The following variables control the default behavior of the class:

- **do_strip (bool)**: If True removes leading and trailing whitespace.
- **check_empty (bool)**: Verifies if the text is non-empty.
- **check_letters (bool)**: If True compares the number of letters to the total number of characters.
- **percentage_letters (float)**: If check_letters is True this is the minimum percentage of accepted letters.
- **spaces_only (bool)**: If true, replaces all whitespace characters with spaces.
- **max_consecutive_spaces (int)**: Limits consecutive spaces to a specified maximum.
- **text_truncate (bool)**: If True text can be truncated to a specified maximum length.
- **max_length (int)**: Max length of the processed text (to be used if text_truncate = True)
- **ascii_only (bool)**: If True removes non-ASCII characters.
- **text_normalize (str)**: Normalizes the text using a specified Unicode normalization form.
- **has_min_length (bool)**: Verifies if the text meets a minimum length requirement.
- **min_length (int)**: Min length of the processed text (to be used if has_min_length = True)
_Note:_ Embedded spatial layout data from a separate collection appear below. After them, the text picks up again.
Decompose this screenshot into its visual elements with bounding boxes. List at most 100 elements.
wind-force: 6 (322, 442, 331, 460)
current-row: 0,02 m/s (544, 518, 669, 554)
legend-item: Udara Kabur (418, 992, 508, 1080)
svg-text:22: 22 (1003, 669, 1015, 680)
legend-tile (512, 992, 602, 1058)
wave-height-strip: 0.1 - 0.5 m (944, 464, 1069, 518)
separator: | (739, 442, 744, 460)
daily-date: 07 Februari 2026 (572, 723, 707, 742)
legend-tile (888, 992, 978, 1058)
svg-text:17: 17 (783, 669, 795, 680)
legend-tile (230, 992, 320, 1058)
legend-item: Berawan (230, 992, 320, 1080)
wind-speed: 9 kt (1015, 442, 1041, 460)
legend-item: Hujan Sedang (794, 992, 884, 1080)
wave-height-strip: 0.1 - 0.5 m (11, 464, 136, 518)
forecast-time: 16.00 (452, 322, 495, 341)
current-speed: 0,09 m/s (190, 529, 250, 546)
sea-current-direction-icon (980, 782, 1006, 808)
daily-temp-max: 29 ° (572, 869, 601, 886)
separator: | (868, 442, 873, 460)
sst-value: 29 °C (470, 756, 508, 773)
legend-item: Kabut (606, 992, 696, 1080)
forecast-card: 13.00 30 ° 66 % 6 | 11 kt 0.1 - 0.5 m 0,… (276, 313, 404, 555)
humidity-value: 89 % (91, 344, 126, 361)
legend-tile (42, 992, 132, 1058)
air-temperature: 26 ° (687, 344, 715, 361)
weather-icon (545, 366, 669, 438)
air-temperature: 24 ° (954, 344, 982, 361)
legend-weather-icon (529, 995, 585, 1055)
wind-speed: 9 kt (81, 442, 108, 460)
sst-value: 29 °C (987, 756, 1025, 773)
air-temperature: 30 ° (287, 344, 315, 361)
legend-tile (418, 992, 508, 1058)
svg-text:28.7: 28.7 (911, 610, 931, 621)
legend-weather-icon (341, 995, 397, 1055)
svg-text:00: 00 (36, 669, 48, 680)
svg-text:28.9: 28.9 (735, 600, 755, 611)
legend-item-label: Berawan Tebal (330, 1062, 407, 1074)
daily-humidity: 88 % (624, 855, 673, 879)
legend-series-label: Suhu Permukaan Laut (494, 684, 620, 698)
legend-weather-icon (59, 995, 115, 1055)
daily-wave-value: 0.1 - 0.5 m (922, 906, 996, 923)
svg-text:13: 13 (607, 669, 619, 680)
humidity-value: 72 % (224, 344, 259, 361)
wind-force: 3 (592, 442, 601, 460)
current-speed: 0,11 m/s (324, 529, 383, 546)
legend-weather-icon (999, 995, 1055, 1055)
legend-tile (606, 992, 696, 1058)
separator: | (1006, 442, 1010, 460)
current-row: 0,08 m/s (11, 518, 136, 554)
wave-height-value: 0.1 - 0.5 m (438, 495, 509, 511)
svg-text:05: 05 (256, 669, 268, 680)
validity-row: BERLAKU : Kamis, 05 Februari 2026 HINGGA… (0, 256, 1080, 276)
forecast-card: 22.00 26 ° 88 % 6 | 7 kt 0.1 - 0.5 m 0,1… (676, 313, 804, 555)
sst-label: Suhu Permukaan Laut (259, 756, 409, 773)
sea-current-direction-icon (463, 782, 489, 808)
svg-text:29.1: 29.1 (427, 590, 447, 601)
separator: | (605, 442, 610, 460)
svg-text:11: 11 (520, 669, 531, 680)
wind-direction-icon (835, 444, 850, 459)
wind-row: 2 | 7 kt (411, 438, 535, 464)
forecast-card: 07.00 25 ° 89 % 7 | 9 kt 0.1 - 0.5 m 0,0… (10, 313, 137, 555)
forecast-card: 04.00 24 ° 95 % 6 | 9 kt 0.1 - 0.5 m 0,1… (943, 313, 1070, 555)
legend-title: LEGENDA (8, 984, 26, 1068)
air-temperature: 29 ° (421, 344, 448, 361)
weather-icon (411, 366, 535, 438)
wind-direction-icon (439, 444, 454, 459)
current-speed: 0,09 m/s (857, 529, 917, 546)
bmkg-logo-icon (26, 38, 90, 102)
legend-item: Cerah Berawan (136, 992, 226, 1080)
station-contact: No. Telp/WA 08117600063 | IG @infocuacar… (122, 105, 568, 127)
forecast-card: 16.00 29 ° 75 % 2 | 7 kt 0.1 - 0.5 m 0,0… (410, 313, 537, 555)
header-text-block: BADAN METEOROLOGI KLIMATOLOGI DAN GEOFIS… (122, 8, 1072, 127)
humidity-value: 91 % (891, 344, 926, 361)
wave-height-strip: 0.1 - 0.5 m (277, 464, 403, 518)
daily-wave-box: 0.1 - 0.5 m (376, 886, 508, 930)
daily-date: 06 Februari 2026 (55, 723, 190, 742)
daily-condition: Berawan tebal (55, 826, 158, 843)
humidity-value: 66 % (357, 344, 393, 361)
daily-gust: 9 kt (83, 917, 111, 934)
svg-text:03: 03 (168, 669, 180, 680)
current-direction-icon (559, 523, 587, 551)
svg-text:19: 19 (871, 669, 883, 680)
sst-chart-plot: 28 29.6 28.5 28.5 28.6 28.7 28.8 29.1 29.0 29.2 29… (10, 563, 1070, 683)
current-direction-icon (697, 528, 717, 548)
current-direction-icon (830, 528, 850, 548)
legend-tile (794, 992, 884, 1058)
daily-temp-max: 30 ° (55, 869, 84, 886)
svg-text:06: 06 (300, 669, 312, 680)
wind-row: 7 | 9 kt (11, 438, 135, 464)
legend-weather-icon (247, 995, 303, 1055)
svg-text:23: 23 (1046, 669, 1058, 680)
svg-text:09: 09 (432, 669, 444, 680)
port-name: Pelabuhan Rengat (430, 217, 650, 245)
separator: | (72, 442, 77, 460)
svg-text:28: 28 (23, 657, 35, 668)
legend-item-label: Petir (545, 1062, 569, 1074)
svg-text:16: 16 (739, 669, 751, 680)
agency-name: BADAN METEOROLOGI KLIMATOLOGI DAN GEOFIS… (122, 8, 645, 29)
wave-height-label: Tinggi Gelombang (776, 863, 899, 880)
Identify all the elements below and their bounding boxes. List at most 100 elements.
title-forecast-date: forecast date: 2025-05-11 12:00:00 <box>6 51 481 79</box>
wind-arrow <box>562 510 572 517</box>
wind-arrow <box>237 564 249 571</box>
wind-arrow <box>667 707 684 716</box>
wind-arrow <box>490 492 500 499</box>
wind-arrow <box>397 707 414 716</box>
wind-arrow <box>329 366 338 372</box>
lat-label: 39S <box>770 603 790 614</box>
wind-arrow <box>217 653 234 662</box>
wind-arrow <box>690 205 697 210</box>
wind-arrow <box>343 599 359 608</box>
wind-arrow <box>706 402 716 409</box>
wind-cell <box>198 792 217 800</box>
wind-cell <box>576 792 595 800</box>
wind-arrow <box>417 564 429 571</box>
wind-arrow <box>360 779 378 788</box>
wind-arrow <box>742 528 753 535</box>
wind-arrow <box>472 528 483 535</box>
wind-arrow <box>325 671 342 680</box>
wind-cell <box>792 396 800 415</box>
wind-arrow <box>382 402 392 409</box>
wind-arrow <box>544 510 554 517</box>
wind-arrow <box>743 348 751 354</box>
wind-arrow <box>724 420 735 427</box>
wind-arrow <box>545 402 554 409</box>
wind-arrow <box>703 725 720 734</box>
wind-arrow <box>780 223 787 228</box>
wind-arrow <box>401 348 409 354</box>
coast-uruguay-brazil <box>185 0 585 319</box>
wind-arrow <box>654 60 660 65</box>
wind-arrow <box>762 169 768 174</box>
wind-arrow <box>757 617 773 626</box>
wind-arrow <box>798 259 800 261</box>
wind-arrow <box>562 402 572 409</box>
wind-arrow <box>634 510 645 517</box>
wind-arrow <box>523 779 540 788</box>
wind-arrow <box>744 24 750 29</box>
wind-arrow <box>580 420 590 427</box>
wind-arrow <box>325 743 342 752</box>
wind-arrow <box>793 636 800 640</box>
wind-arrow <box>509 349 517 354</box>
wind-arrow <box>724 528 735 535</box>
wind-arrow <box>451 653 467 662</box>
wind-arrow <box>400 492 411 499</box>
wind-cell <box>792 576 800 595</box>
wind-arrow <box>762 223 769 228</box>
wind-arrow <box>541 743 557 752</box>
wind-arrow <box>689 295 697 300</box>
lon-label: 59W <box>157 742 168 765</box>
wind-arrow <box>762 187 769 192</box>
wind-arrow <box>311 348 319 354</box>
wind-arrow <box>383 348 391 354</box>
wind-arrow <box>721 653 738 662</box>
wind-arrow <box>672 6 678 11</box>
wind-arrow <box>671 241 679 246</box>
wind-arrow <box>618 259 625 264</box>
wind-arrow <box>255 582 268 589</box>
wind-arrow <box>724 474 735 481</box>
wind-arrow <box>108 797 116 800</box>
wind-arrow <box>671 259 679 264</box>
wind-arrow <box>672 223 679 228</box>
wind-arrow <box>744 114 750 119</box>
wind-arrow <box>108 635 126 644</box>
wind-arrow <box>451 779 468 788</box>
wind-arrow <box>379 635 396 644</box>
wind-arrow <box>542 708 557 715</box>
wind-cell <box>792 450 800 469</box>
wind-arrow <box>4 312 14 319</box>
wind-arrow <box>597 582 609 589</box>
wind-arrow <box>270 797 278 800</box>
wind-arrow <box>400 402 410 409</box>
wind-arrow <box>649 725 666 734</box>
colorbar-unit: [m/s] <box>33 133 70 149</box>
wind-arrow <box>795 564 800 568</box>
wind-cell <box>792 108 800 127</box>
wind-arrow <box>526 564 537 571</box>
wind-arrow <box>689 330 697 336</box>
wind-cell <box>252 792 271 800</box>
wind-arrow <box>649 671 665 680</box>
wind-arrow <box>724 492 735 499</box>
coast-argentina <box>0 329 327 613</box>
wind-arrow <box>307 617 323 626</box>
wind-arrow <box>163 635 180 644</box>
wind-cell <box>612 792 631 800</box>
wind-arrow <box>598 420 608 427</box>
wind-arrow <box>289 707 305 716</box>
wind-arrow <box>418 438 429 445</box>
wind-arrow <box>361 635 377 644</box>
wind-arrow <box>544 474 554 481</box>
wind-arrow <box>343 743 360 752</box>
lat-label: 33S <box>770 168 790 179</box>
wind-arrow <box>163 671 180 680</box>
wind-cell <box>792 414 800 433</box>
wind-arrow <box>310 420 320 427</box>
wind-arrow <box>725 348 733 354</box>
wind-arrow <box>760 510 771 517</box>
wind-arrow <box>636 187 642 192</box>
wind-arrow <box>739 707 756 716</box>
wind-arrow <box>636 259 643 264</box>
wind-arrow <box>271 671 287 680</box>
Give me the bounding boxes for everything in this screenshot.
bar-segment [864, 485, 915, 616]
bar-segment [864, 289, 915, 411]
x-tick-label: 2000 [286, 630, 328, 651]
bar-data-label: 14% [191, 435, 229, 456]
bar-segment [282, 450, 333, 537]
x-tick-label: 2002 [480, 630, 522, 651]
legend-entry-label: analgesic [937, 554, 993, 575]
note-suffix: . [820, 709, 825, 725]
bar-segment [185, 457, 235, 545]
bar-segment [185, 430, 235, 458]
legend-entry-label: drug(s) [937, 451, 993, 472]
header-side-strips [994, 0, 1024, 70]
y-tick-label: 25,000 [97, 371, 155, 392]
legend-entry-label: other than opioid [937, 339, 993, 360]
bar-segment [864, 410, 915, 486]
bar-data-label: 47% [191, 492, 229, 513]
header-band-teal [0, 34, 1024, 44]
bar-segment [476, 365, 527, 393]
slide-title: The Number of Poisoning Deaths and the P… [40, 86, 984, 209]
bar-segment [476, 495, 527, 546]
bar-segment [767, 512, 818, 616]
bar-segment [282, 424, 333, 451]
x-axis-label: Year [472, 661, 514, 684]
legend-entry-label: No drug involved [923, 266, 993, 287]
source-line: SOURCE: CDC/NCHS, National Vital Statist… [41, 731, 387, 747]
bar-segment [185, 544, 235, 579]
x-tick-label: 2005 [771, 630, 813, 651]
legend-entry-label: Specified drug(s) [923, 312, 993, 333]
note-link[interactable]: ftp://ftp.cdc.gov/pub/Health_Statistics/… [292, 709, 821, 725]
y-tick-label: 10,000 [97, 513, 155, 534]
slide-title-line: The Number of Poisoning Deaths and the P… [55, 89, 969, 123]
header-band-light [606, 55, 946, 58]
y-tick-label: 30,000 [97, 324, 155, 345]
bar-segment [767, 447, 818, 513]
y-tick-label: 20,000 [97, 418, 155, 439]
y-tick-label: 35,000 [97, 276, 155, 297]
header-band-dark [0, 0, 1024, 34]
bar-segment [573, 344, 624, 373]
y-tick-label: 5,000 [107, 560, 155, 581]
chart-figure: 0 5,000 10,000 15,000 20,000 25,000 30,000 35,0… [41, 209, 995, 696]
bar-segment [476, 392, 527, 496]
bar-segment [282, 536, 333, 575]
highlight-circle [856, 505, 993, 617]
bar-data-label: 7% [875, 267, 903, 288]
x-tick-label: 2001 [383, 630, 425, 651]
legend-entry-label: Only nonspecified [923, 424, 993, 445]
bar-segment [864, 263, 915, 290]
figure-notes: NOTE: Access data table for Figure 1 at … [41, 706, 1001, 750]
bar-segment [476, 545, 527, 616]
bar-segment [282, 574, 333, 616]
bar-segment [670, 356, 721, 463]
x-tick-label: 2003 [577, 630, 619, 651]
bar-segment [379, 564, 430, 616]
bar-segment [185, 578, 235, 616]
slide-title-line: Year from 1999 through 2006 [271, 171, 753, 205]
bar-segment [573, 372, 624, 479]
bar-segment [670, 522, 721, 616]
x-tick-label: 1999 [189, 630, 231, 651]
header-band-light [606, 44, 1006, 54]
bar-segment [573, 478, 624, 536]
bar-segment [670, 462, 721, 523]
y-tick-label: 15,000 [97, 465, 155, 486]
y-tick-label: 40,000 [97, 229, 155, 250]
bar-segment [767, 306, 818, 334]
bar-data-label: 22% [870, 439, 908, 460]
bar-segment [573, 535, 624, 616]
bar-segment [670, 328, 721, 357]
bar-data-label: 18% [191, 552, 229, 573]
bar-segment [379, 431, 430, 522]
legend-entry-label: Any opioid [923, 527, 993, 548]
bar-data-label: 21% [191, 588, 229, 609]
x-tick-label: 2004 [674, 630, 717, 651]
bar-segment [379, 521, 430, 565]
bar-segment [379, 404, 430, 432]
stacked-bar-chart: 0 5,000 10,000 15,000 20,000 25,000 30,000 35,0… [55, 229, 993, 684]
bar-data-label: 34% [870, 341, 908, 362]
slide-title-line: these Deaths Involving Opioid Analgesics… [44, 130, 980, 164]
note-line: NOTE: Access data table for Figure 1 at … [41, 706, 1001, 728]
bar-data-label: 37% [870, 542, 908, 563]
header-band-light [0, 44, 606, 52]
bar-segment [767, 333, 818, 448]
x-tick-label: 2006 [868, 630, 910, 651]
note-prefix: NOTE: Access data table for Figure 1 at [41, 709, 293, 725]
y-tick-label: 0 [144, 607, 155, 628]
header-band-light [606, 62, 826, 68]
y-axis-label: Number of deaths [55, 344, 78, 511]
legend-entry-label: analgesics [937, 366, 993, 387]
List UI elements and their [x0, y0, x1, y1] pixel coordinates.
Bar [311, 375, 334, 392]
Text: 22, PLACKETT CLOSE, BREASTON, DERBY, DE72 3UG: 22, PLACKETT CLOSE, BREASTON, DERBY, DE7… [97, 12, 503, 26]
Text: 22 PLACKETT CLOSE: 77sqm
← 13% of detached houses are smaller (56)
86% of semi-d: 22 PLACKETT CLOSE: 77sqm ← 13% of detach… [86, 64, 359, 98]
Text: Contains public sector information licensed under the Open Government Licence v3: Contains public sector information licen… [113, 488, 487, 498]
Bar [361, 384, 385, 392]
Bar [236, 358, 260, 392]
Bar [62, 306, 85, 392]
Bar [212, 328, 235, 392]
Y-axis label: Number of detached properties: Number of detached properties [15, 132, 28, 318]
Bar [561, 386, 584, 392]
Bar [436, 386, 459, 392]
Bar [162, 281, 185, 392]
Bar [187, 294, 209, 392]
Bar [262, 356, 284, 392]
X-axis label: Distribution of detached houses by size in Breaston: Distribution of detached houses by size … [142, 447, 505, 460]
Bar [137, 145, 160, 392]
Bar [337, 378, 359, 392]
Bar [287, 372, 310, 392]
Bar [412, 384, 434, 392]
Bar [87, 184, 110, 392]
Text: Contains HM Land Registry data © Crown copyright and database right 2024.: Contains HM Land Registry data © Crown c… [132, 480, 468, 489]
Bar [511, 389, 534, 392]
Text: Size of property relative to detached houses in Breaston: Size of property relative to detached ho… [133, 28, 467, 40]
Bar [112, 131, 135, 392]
To continue the previous example, it is possible to perform a basic preprocessing in the following way:

```python
preprocessor = TextPreprocessor()

def build_prompt(my_prompts, preprocessor, context, question):
    is_okay, context = preprocessor.preprocess(context)
    assert is_okay, "ERROR: Invalid context"
    return my_prompts.fill_list("prompt_name", [context, question])
```


**Note** 💡 The preprocessing class performs basic steps by default. In a production environment, you may want to customize the pipeline or add specific steps to meet your requirements.

## TL;DR

- Organize your prompts by storing them in a folder or within a JSON file.
- Use a dictionary or list to dynamically modify prompts at runtime.
- Apply the preprocessor to perform basic processing on the filler values before using the prompts.

### License

This software is distributed under the MIT License (see LICENSE for details).

Contributions are welcome!

You are free to use, modify, and distribute it as you wish, though attribution is appreciated.